The emergence of the English language as Asia’s lingua franca, and political developments in Mainland China have led to the decline of Chinese dialects in the Southeast Asian region. In Singapore, the use of dialects has declined since the launch of The Speak Mandarin campaign in 1979. The extensive use of English and Mandarin in official and everyday occasions (even though there are four official languages in Singapore)  means that dialect speakers with a weak command of English and Mandarin are “left behind” during the country’s rapidly modernization. The use of dialects is thus, most problematically, associated with lower-middle to lower class citizens living in the heartlands.

Yet, the heartland is also the space where majority of Singaporeans forge their cultural and national identities. The market place and the public housing areas are where people of different races and cultures come together to interact and build relationships and forge communities. Residents communicate with each other not with Singlish but via a unique language consisting of bazaar Malay, informal Mandarin, Teochew, Cantonese, Hokkien, and to a lesser extent, Hakka and Hainanese.

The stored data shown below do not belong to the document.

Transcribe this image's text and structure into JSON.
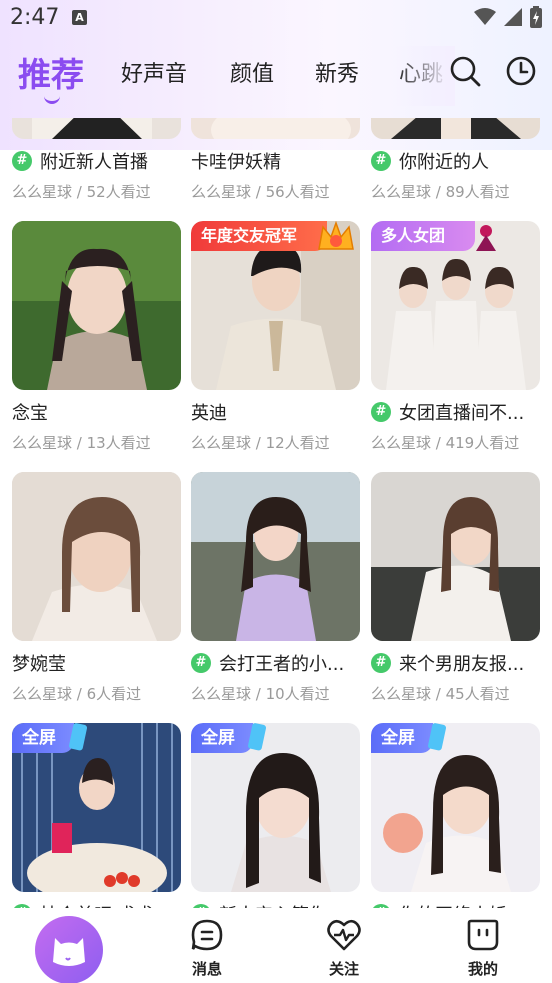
{
  "status_bar": {
    "time": "2:47",
    "notif_letter": "A"
  },
  "tabs": [
    {
      "label": "推荐",
      "active": true
    },
    {
      "label": "好声音"
    },
    {
      "label": "颜值"
    },
    {
      "label": "新秀"
    },
    {
      "label": "心跳"
    }
  ],
  "top_icons": [
    "search-icon",
    "history-clock-icon"
  ],
  "cards": [
    {
      "title": "附近新人首播",
      "sub": "么么星球 / 52人看过",
      "hash": true
    },
    {
      "title": "卡哇伊妖精",
      "sub": "么么星球 / 56人看过",
      "hash": false
    },
    {
      "title": "你附近的人",
      "sub": "么么星球 / 89人看过",
      "hash": true
    },
    {
      "title": "念宝",
      "sub": "么么星球 / 13人看过",
      "hash": false
    },
    {
      "title": "英迪",
      "sub": "么么星球 / 12人看过",
      "hash": false,
      "badge": "年度交友冠军"
    },
    {
      "title": "女团直播间不...",
      "sub": "么么星球 / 419人看过",
      "hash": true,
      "badge": "多人女团"
    },
    {
      "title": "梦婉莹",
      "sub": "么么星球 / 6人看过",
      "hash": false
    },
    {
      "title": "会打王者的小...",
      "sub": "么么星球 / 10人看过",
      "hash": true
    },
    {
      "title": "来个男朋友报...",
      "sub": "么么星球 / 45人看过",
      "hash": true
    },
    {
      "title": "扶个首吧 求求",
      "sub": "",
      "hash": true,
      "badge": "全屏"
    },
    {
      "title": "新人安心等你",
      "sub": "",
      "hash": true,
      "badge": "全屏"
    },
    {
      "title": "你的网络小娇",
      "sub": "",
      "hash": true,
      "badge": "全屏"
    }
  ],
  "bottom_nav": [
    {
      "label": "",
      "icon": "home-cat-icon"
    },
    {
      "label": "消息",
      "icon": "message-icon"
    },
    {
      "label": "关注",
      "icon": "heart-pulse-icon"
    },
    {
      "label": "我的",
      "icon": "profile-face-icon"
    }
  ],
  "colors": {
    "accent": "#8b4cf0",
    "hash_green": "#45c96a",
    "badge_red": "#f03a3a",
    "badge_purple": "#b36cf2",
    "badge_blue": "#5b6cf8"
  }
}
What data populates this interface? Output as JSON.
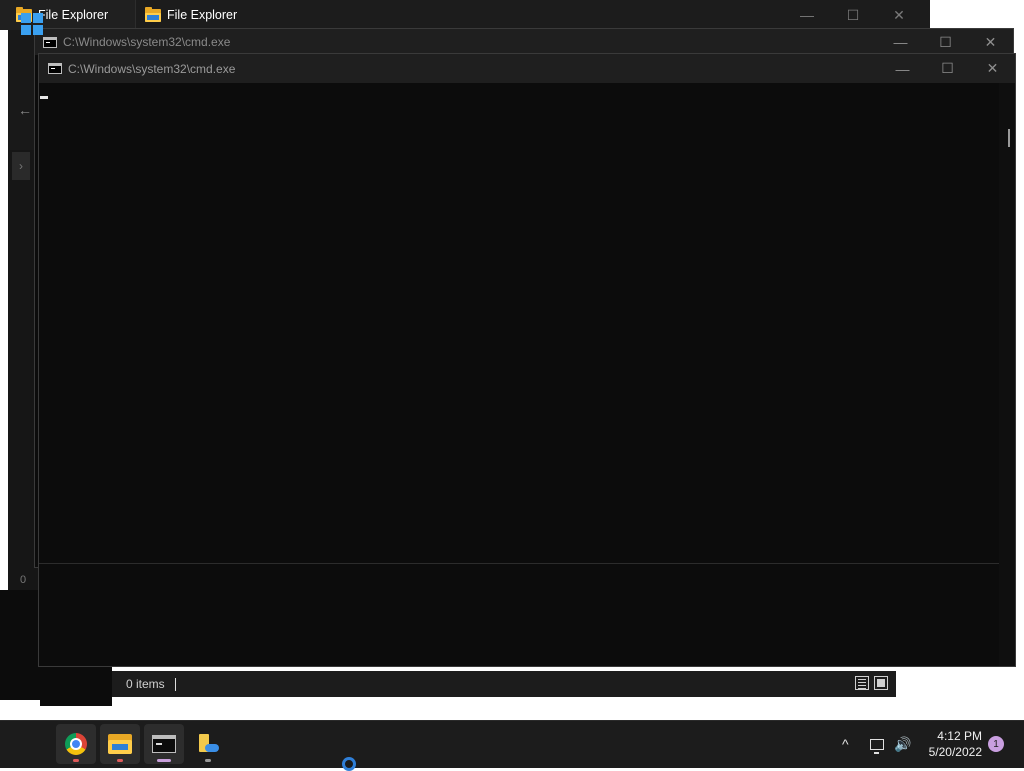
{
  "explorer_tabs": [
    {
      "label": "File Explorer"
    },
    {
      "label": "File Explorer"
    }
  ],
  "explorer": {
    "side_count": "0",
    "status_text": "0 items"
  },
  "cmd_windows": [
    {
      "title": "C:\\Windows\\system32\\cmd.exe"
    },
    {
      "title": "C:\\Windows\\system32\\cmd.exe"
    }
  ],
  "window_controls": {
    "minimize": "—",
    "maximize": "☐",
    "close": "✕"
  },
  "taskbar": {
    "items": [
      {
        "icon": "windows-start-icon"
      },
      {
        "icon": "chrome-icon"
      },
      {
        "icon": "file-explorer-icon"
      },
      {
        "icon": "terminal-icon"
      },
      {
        "icon": "file-explorer-onedrive-icon"
      }
    ],
    "tray_chevron": "^",
    "volume_glyph": "🔊",
    "time": "4:12 PM",
    "date": "5/20/2022",
    "notification_count": "1"
  },
  "colors": {
    "console_bg": "#0c0c0c",
    "titlebar_bg": "#1f1f1f",
    "taskbar_bg": "#1c1c1c",
    "accent_blue": "#3aa0f0",
    "notification_badge": "#c99fe0"
  }
}
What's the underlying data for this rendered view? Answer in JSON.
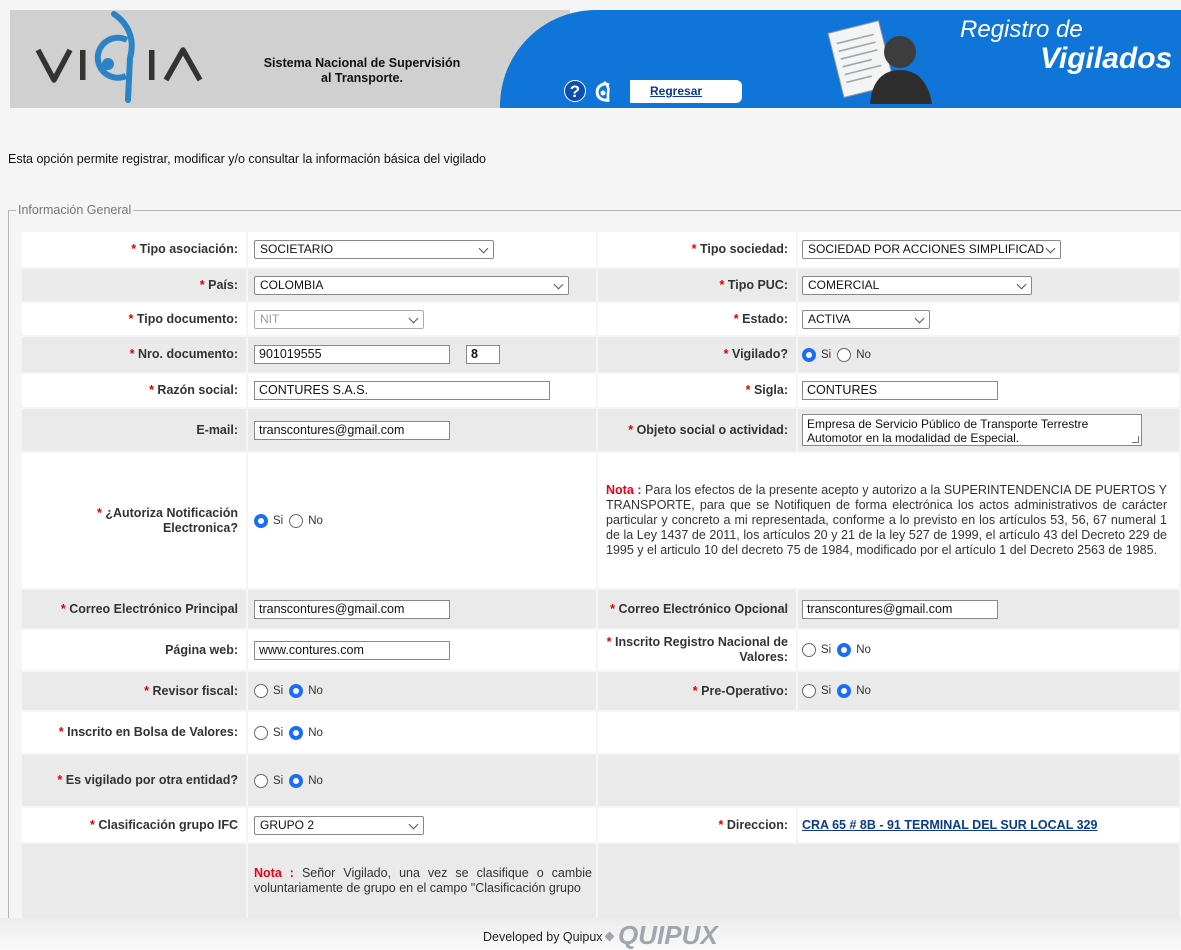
{
  "header": {
    "logo_text": "VIGIA",
    "system_name": "Sistema Nacional de Supervisión al Transporte.",
    "help_icon": "?",
    "back_label": "Regresar",
    "title_line1": "Registro de",
    "title_line2": "Vigilados",
    "colors": {
      "grey": "#d0d0d0",
      "blue": "#0f75d8"
    }
  },
  "intro": "Esta opción permite registrar, modificar y/o consultar la información básica del vigilado",
  "section_legend": "Información General",
  "required_mark": "*",
  "form": {
    "tipo_asociacion": {
      "label": "Tipo asociación:",
      "value": "SOCIETARIO"
    },
    "tipo_sociedad": {
      "label": "Tipo sociedad:",
      "value": "SOCIEDAD POR ACCIONES SIMPLIFICAD"
    },
    "pais": {
      "label": "País:",
      "value": "COLOMBIA"
    },
    "tipo_puc": {
      "label": "Tipo PUC:",
      "value": "COMERCIAL"
    },
    "tipo_documento": {
      "label": "Tipo documento:",
      "value": "NIT"
    },
    "estado": {
      "label": "Estado:",
      "value": "ACTIVA"
    },
    "nro_documento": {
      "label": "Nro. documento:",
      "value": "901019555",
      "dv": "8"
    },
    "vigilado": {
      "label": "Vigilado?",
      "selected": "Si"
    },
    "razon_social": {
      "label": "Razón social:",
      "value": "CONTURES S.A.S."
    },
    "sigla": {
      "label": "Sigla:",
      "value": "CONTURES"
    },
    "email": {
      "label": "E-mail:",
      "value": "transcontures@gmail.com"
    },
    "objeto_social": {
      "label": "Objeto social o actividad:",
      "line1": "Empresa de Servicio Público de Transporte Terrestre",
      "line2": "Automotor en la modalidad de Especial."
    },
    "autoriza_notificacion": {
      "label": "¿Autoriza Notificación Electronica?",
      "selected": "Si"
    },
    "nota_notificacion": {
      "prefix": "Nota :",
      "text": "Para los efectos de la presente acepto y autorizo a la SUPERINTENDENCIA DE PUERTOS Y TRANSPORTE, para que se Notifiquen de forma electrónica los actos administrativos de carácter particular y concreto a mi representada, conforme a lo previsto en los artículos 53, 56, 67 numeral 1 de la Ley 1437 de 2011, los artículos 20 y 21 de la ley 527 de 1999, el artículo 43 del Decreto 229 de 1995 y el articulo 10 del decreto 75 de 1984, modificado por el artículo 1 del Decreto 2563 de 1985."
    },
    "correo_principal": {
      "label": "Correo Electrónico Principal",
      "value": "transcontures@gmail.com"
    },
    "correo_opcional": {
      "label": "Correo Electrónico Opcional",
      "value": "transcontures@gmail.com"
    },
    "pagina_web": {
      "label": "Página web:",
      "value": "www.contures.com"
    },
    "inscrito_rnv": {
      "label": "Inscrito Registro Nacional de Valores:",
      "selected": "No"
    },
    "revisor_fiscal": {
      "label": "Revisor fiscal:",
      "selected": "No"
    },
    "pre_operativo": {
      "label": "Pre-Operativo:",
      "selected": "No"
    },
    "inscrito_bolsa": {
      "label": "Inscrito en Bolsa de Valores:",
      "selected": "No"
    },
    "vigilado_otra": {
      "label": "Es vigilado por otra entidad?",
      "selected": "No"
    },
    "clasificacion_ifc": {
      "label": "Clasificación grupo IFC",
      "value": "GRUPO 2"
    },
    "direccion": {
      "label": "Direccion:",
      "value": "CRA 65 # 8B - 91 TERMINAL DEL SUR LOCAL 329"
    },
    "nota_grupo": {
      "prefix": "Nota :",
      "text": "Señor Vigilado, una vez se clasifique o cambie voluntariamente de grupo en el campo \"Clasificación grupo"
    }
  },
  "radio_labels": {
    "si": "Si",
    "no": "No"
  },
  "footer": {
    "developed_by": "Developed by Quipux",
    "brand": "QUIPUX"
  }
}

The use of dialects in these everyday settings allows speakers to reinforce their identification with their respective cultures, which in turn, reinforces their sense of belonging to Singapore. The efficacy of dialect in promoting and maintaining a common identity is evident, as seen with the positive reception of Nine Years Theatre’s recent staging of Kuo Pao Kun’s The Coffin is Too Big for the Hole and No Parking on Odd Days in Teochew and Cantonese. Through an examination of selected scenes from Royston Tan’s film, 881, and the two plays by Kuo Pao Kun, this paper argues that it is polyculturalism and multilingualism, rather than a homogeneous multiculturalism that forges a strong common identity.

Biographies

Nadir Ali Mugheri, MPhil

Nadir Ali Mugheri is a researcher working with the University of Sindh, Jamshoro, Pakistan. He recently completed his M.Phil in English Linguistics and plans to enroll in a PhD program next year. His five papers have been published in various research journals, and he has presented a number of research papers at different universities in Pakistan. In 2017, he presented his research paper "The Role of Pragmatics in English Language Teaching" at the Art Center of Kobe, Japan. He will also present his research paper at a conference in Brighton, UK in August 2018.

Kit Ying Lye, PhD

Dr. Kit Ying Lye is currently a lecturer at Singapore University of Social Sciences. Her dissertation focuses on the use of magical realism in the re-presentation of violence that occurred during the Cold War in Southeast Asian literature. Her research interests include magical realism, the Cold War in Southeast Asia, history and its remembrance, postmodernism, and postcolonialism. She has published writings that discuss the use of literature to represent civil wars in Southeast Asian countries.